La critique de Julien
"Le Discours", c’est l’adaptation du roman du même nom de Fabrice Caro, paru en 2018. Tombé amoureux du travail de l’auteur avec sa bande dessinée à succès "Zaï zaï zaï zaï" publiée en 2015, Laurent Tirard ("Le Retour du Héros", "Le Petit Nicolas") souhaitait adapter son travail, sauf que les droits de son œuvre étaient déjà pris. Le cinéaste a alors sauté sur son nouveau roman "Le Discours", lequel a "senti qu’une musique s’en dégageait", et qu’il était possible d’en faire un film. Le résultat est aujourd’hui visible en salles, dans comédie française particulière, au travers de laquelle le cinéaste prend donc des risques.
Écrit de façon non-linéaire, la narration du roman résulte des pensées de son narrateur, Adrien, la quarantaine déprimée, alors attablé avec sa petite famille, imaginant les discours improbables qu’il devra faire au mariage de sa sœur, tout cela en attendant désespérément une réponse au message qu’il vient d’envoyer à son ex. Souhaitant rester fidèle à l’œuvre originelle, Laurent Tirard a alors construit un récit tout aussi déstructuré, en le rendant cependant moins littéraire, et plus cinématographique, le tout en deux mois d’écriture, seulement. De ce point de vue, "Le Discours" est un véritable exercice de style, au travers duquel Benjamin Lavernhe ("Mon Inconnue", "Le Sens de la Fête"), de la Comédie-Française, est quasiment de tous les plans du film, lui qui passe ici de monologues face caméra, comme s’il nous parlait, à des dialogues réels la seconde d’après avec les personnages partageant sa scène, ou encore à voix-off… Car oui, "Le Discours" emprunte un itinéraire de mise en scène peu commode, et même casse-gueule, mais particulièrement audacieux. On n’ose ainsi imaginer le travail derrière les scènes où les acteurs sont à table, et où, tout d’un coup, l’acteur principal se tourne vers nous, pour nous parler, tandis que les autres acteurs continuent quant à eux d’interagir entre eux, en détimbrant légèrement leur voix, de manière à ce que Adrien se déconnecte alors du présent, le temps d’une pensée, d’une question qu’il se pose, d’un souvenir qui le traverse, d’une anecdote. Sans parler des arrêts sur-image, réalisés sans trucages (si ce n’est quelques clignements d’œil effacés), permettant également au héros de l’histoire de se noyer dans ses élucubrations.
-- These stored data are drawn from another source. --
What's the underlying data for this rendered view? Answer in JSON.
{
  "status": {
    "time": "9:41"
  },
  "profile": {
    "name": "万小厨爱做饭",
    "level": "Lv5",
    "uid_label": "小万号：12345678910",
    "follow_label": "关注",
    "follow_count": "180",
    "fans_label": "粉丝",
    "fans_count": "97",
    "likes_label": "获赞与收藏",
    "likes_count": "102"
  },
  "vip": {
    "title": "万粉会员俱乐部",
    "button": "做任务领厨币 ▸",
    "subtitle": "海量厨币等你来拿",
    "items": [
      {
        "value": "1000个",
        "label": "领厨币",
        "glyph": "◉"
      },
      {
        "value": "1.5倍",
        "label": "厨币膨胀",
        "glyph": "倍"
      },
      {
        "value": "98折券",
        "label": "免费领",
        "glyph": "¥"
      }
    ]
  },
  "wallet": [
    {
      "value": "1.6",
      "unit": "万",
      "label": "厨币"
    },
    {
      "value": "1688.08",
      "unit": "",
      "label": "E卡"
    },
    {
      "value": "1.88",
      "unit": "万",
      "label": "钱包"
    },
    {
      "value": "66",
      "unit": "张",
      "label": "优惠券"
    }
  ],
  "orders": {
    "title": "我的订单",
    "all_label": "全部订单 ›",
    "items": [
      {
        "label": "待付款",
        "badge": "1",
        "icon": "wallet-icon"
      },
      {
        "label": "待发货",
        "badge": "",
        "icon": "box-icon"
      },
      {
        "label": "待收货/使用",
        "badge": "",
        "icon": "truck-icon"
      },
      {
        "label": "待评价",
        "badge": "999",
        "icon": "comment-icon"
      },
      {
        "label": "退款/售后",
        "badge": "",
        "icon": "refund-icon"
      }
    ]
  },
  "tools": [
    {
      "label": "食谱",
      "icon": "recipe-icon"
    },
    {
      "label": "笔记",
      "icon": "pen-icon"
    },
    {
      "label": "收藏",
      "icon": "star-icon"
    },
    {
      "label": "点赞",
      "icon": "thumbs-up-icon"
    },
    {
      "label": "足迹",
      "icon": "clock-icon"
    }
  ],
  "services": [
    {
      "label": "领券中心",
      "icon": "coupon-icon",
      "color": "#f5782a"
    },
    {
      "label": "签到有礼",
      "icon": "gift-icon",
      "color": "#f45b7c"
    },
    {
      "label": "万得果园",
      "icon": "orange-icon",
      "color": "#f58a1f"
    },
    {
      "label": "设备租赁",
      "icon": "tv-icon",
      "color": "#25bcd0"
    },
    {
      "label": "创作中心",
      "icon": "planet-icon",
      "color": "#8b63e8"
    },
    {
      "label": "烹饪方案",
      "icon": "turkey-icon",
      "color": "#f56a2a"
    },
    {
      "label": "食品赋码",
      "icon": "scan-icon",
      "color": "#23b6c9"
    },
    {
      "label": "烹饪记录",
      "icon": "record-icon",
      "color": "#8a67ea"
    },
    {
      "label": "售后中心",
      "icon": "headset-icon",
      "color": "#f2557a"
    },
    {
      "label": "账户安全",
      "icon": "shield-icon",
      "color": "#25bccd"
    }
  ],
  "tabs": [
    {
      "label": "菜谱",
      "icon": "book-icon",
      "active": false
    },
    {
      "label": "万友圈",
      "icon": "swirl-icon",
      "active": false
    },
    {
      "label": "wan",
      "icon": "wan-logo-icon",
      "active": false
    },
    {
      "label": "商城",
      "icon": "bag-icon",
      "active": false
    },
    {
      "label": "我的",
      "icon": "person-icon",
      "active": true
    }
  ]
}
"Le Discours", en plus d’être parfaitement interprété et porté par le sympathique et magistral Benjamin Lavernhe, se met alors en scène de manière originale, cherchant constamment la bonne distance avec le spectateur, afin d’établir une complicité, mais sans la trouver véritablement. Il est vrai qu’à force de variations, et de modes d’échanges cinématographiques différents, ce récit nous perd un peu, et nous fatigue même, empêchant l’émotion de jouer, et l’empathie de se construire. Car il faut bien dire que le ton impudent et désabusé du personnage principal finit par doucement agacer. Qu’importe, "Le Discours" nous parle, à sa façon, de la famille et de la communication sinueuse entre pair, des non-dits et silences respectueux empêchant finalement l’harmonie des cœurs, mais également du chagrin amoureux (et d’un point de vue masculin, s’il vous plait, ce qui n’est pas non plus coutumier). Jusqu’à cette scène, et discours final, libérateur et taquin, amené avec autant de sincérité que d’humanité, ce qui reflète plutôt bien cette comédie.